Ce cycle de conférences a vocation à être publié notamment par Droit in-situ, sous système in-situ.
Lundi 6 mars 2006
Grand’Chambre de la Cour de cassation
Intervenant :
Didier Rebut, Professeur à l’Université de Paris II, Panthéon-Assas
En matière criminelle, la légalité procédurale apparaît à la fois comme une exigence formelle et une nécessité substantielle. C’est évidemment une exigence formelle à raison du principe de la légalité dont on sait qu’il s’applique aussi à la procédure pénale.
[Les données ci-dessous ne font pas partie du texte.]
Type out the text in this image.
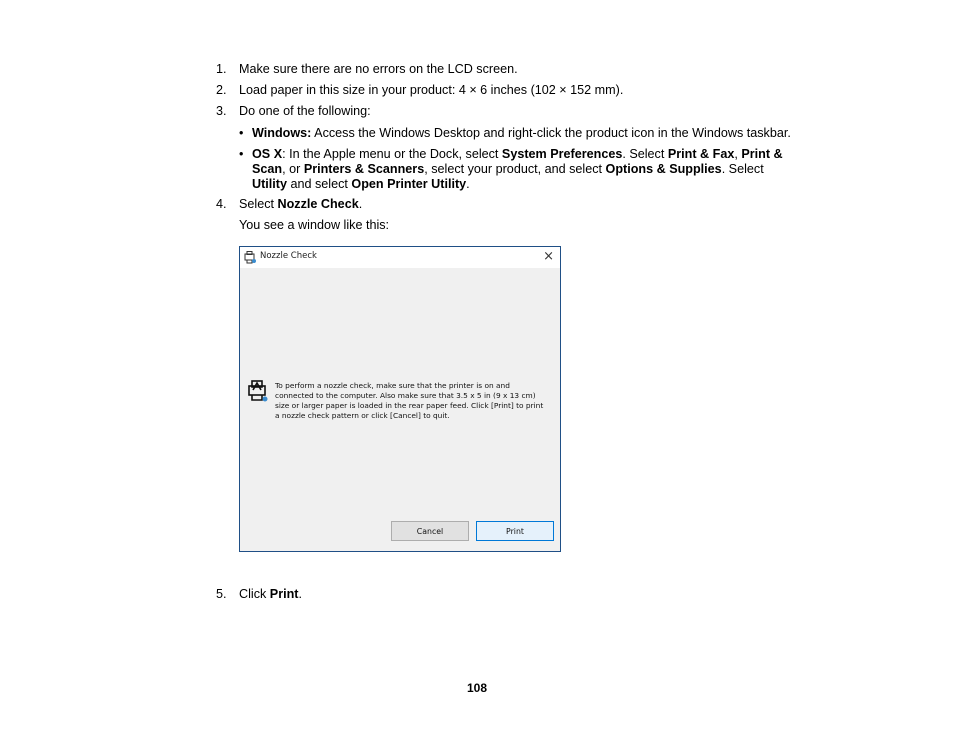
1. Make sure there are no errors on the LCD screen.
2. Load paper in this size in your product: 4 × 6 inches (102 × 152 mm).
3. Do one of the following:
• Windows: Access the Windows Desktop and right-click the product icon in the Windows taskbar.
• OS X: In the Apple menu or the Dock, select System Preferences. Select Print & Fax, Print &
Scan, or Printers & Scanners, select your product, and select Options & Supplies. Select
Utility and select Open Printer Utility.
4. Select Nozzle Check.
You see a window like this:
Nozzle Check	×
To perform a nozzle check, make sure that the printer is on and connected to the computer. Also make sure that 3.5 x 5 in (9 x 13 cm) size or larger paper is loaded in the rear paper feed. Click [Print] to print a nozzle check pattern or click [Cancel] to quit.
Cancel	Print
5. Click Print.
108
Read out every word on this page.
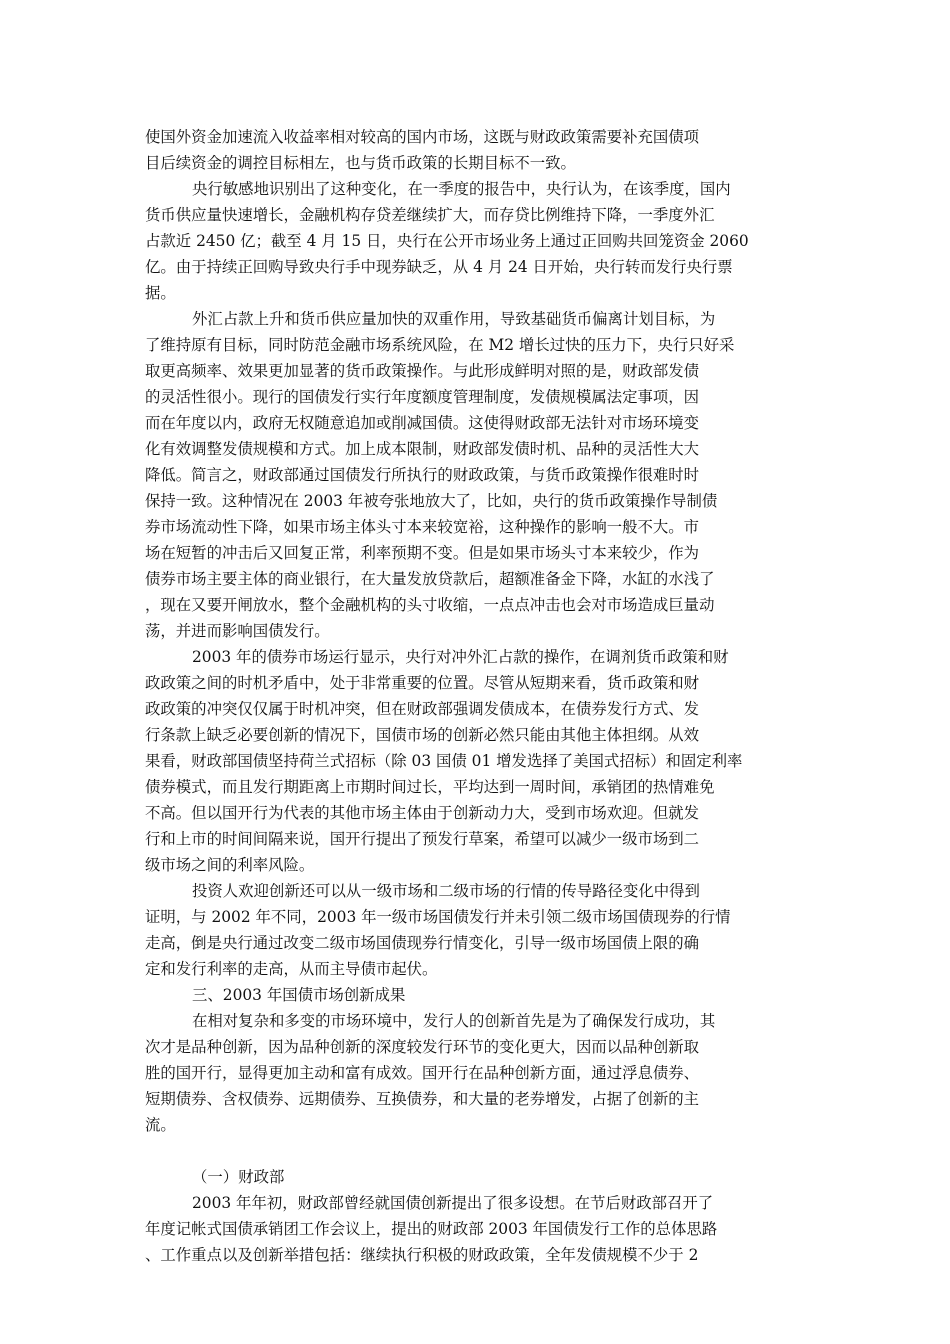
使国外资金加速流入收益率相对较高的国内市场，这既与财政政策需要补充国债项
目后续资金的调控目标相左，也与货币政策的长期目标不一致。
央行敏感地识别出了这种变化，在一季度的报告中，央行认为，在该季度，国内
货币供应量快速增长，金融机构存贷差继续扩大，而存贷比例维持下降，一季度外汇
占款近 2450 亿；截至 4 月 15 日，央行在公开市场业务上通过正回购共回笼资金 2060
亿。由于持续正回购导致央行手中现券缺乏，从 4 月 24 日开始，央行转而发行央行票
据。
外汇占款上升和货币供应量加快的双重作用，导致基础货币偏离计划目标，为
了维持原有目标，同时防范金融市场系统风险，在 M2 增长过快的压力下，央行只好采
取更高频率、效果更加显著的货币政策操作。与此形成鲜明对照的是，财政部发债
的灵活性很小。现行的国债发行实行年度额度管理制度，发债规模属法定事项，因
而在年度以内，政府无权随意追加或削减国债。这使得财政部无法针对市场环境变
化有效调整发债规模和方式。加上成本限制，财政部发债时机、品种的灵活性大大
降低。简言之，财政部通过国债发行所执行的财政政策，与货币政策操作很难时时
保持一致。这种情况在 2003 年被夸张地放大了，比如，央行的货币政策操作导制债
券市场流动性下降，如果市场主体头寸本来较宽裕，这种操作的影响一般不大。市
场在短暂的冲击后又回复正常，利率预期不变。但是如果市场头寸本来较少，作为
债券市场主要主体的商业银行，在大量发放贷款后，超额准备金下降，水缸的水浅了
，现在又要开闸放水，整个金融机构的头寸收缩，一点点冲击也会对市场造成巨量动
荡，并进而影响国债发行。
2003 年的债券市场运行显示，央行对冲外汇占款的操作，在调剂货币政策和财
政政策之间的时机矛盾中，处于非常重要的位置。尽管从短期来看，货币政策和财
政政策的冲突仅仅属于时机冲突，但在财政部强调发债成本，在债券发行方式、发
行条款上缺乏必要创新的情况下，国债市场的创新必然只能由其他主体担纲。从效
果看，财政部国债坚持荷兰式招标（除 03 国债 01 增发选择了美国式招标）和固定利率
债券模式，而且发行期距离上市期时间过长，平均达到一周时间，承销团的热情难免
不高。但以国开行为代表的其他市场主体由于创新动力大，受到市场欢迎。但就发
行和上市的时间间隔来说，国开行提出了预发行草案，希望可以减少一级市场到二
级市场之间的利率风险。
投资人欢迎创新还可以从一级市场和二级市场的行情的传导路径变化中得到
证明，与 2002 年不同，2003 年一级市场国债发行并未引领二级市场国债现券的行情
走高，倒是央行通过改变二级市场国债现券行情变化，引导一级市场国债上限的确
定和发行利率的走高，从而主导债市起伏。
三、2003 年国债市场创新成果
在相对复杂和多变的市场环境中，发行人的创新首先是为了确保发行成功，其
次才是品种创新，因为品种创新的深度较发行环节的变化更大，因而以品种创新取
胜的国开行，显得更加主动和富有成效。国开行在品种创新方面，通过浮息债券、
短期债券、含权债券、远期债券、互换债券，和大量的老券增发，占据了创新的主
流。
（一）财政部
2003 年年初，财政部曾经就国债创新提出了很多设想。在节后财政部召开了
年度记帐式国债承销团工作会议上，提出的财政部 2003 年国债发行工作的总体思路
、工作重点以及创新举措包括：继续执行积极的财政政策，全年发债规模不少于 2
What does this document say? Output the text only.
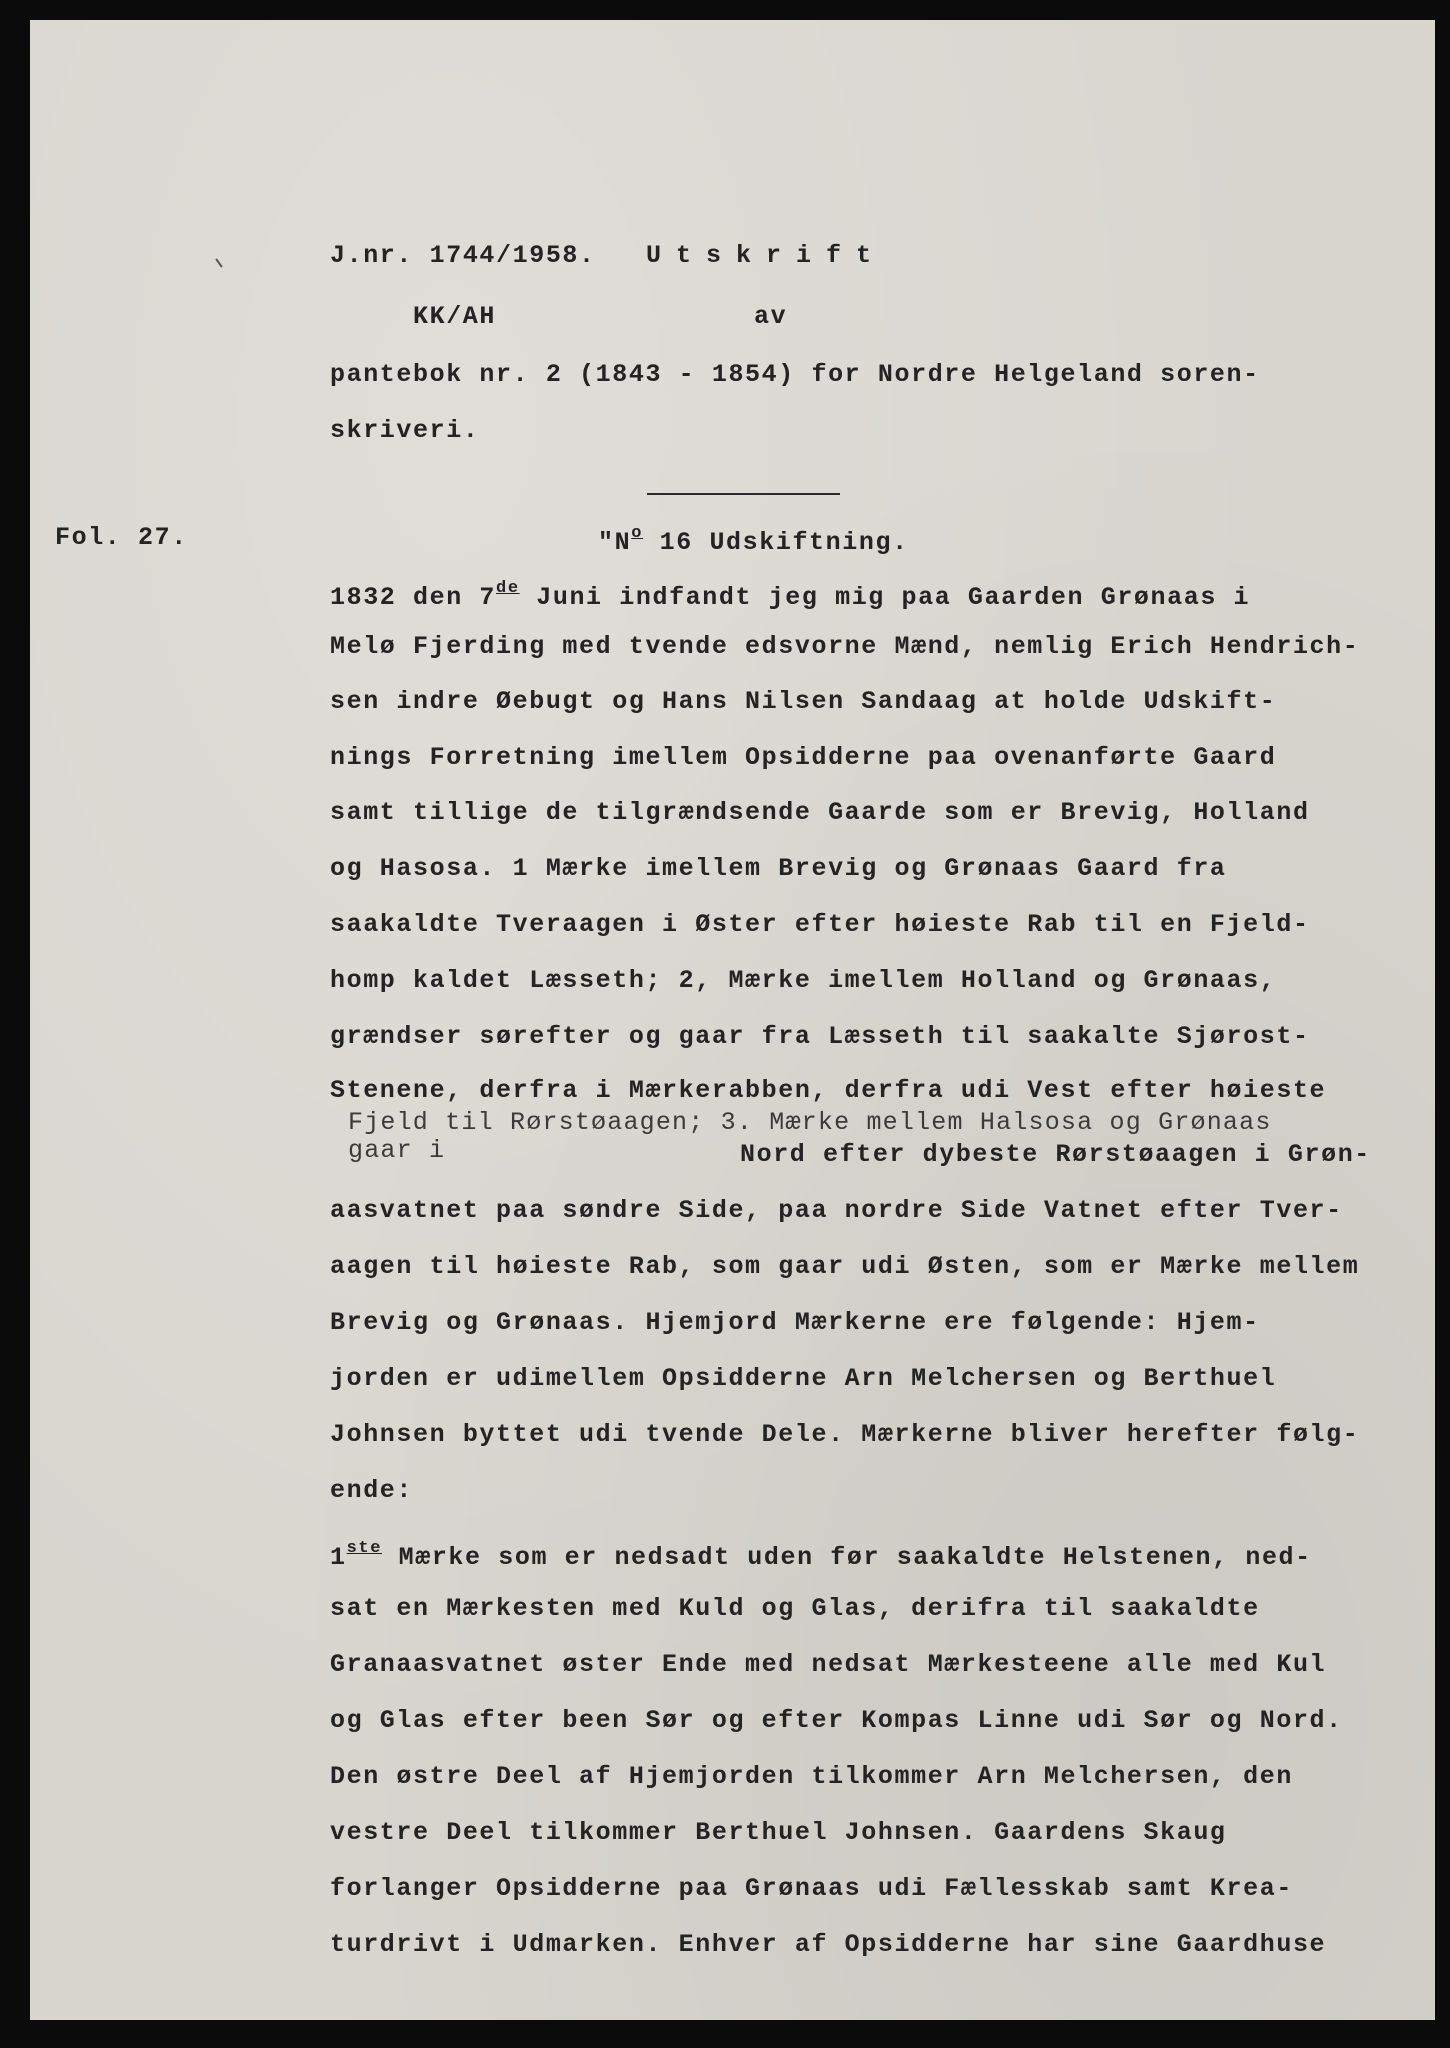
J.nr. 1744/1958. Utskrift
KK/AH	av
pantebok nr. 2 (1843 - 1854) for Nordre Helgeland soren-
skriveri.
Fol. 27.	"$N^o$ 16 Udskiftning.
1832 den 7de Juni indfandt jeg mig paa Gaarden Grønaas i
Melø Fjerding med tvende edsvorne Mænd, nemlig Erich Hendrich-
sen indre Øebugt og Hans Nilsen Sandaag at holde Udskift-
nings Forretning imellem Opsidderne paa ovenanførte Gaard
samt tillige de tilgrændsende Gaarde som er Brevig, Holland
og Hasosa. 1 Mærke imellem Brevig og Grønaas Gaard fra
saakaldte Tveraagen i Øster efter høieste Rab til en Fjeld-
homp kaldet Læsseth; 2, Mærke imellem Holland og Grønaas,
grændser sørefter og gaar fra Læsseth til saakalte Sjørost-
Stenene, derfra i Mærkerabben, derfra udi Vest efter høieste
Fjeld til Rørstøaagen; 3. Mærke mellem Halsosa og Grønaas
gaar i	Nord efter dybeste Rørstøaagen i Grøn-
aasvatnet paa søndre Side, paa nordre Side Vatnet efter Tver-
aagen til høieste Rab, som gaar udi Østen, som er Mærke mellem
Brevig og Grønaas. Hjemjord Mærkerne ere følgende: Hjem-
jorden er udimellem Opsidderne Arn Melchersen og Berthuel
Johnsen byttet udi tvende Dele. Mærkerne bliver herefter følg-
ende:
1ste Mærke som er nedsadt uden før saakaldte Helstenen, ned-
sat en Mærkesten med Kuld og Glas, derifra til saakaldte
Granaasvatnet øster Ende med nedsat Mærkesteene alle med Kul
og Glas efter been Sør og efter Kompas Linne udi Sør og Nord.
Den østre Deel af Hjemjorden tilkommer Arn Melchersen, den
vestre Deel tilkommer Berthuel Johnsen. Gaardens Skaug
forlanger Opsidderne paa Grønaas udi Fællesskab samt Krea-
turdrivt i Udmarken. Enhver af Opsidderne har sine Gaardhuse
C’est a priori aussi une nécessité substantielle parce qu’elle tient à l’objet même des dispositions de procédure pénale dont le caractère attentatoire aux libertés impose qu’elles soient prévues par la loi.
Le juge est au cœur de ces enjeux. Il lui appartient veiller au respect de la légalité procédurale. Certes, la légalité de la procédure pénale semble faciliter sa tache. Ce n’est pourtant pas le cas. La généralité de cette légalité peut presque paradoxalement en empêcher la détermination. Par ailleurs, cette légalité est parfois contradictoire et le juge peine alors à en dégager le sens. C’est la difficulté de la mission du juge confrontée à une légalité procédurale dont il doit être le gardien scrupuleux et qui souvent se dérobe à lui face aux choix évolutifs du législateur. D’où peut-être la nécessité d’une autre détermination de cette légalité procédurale.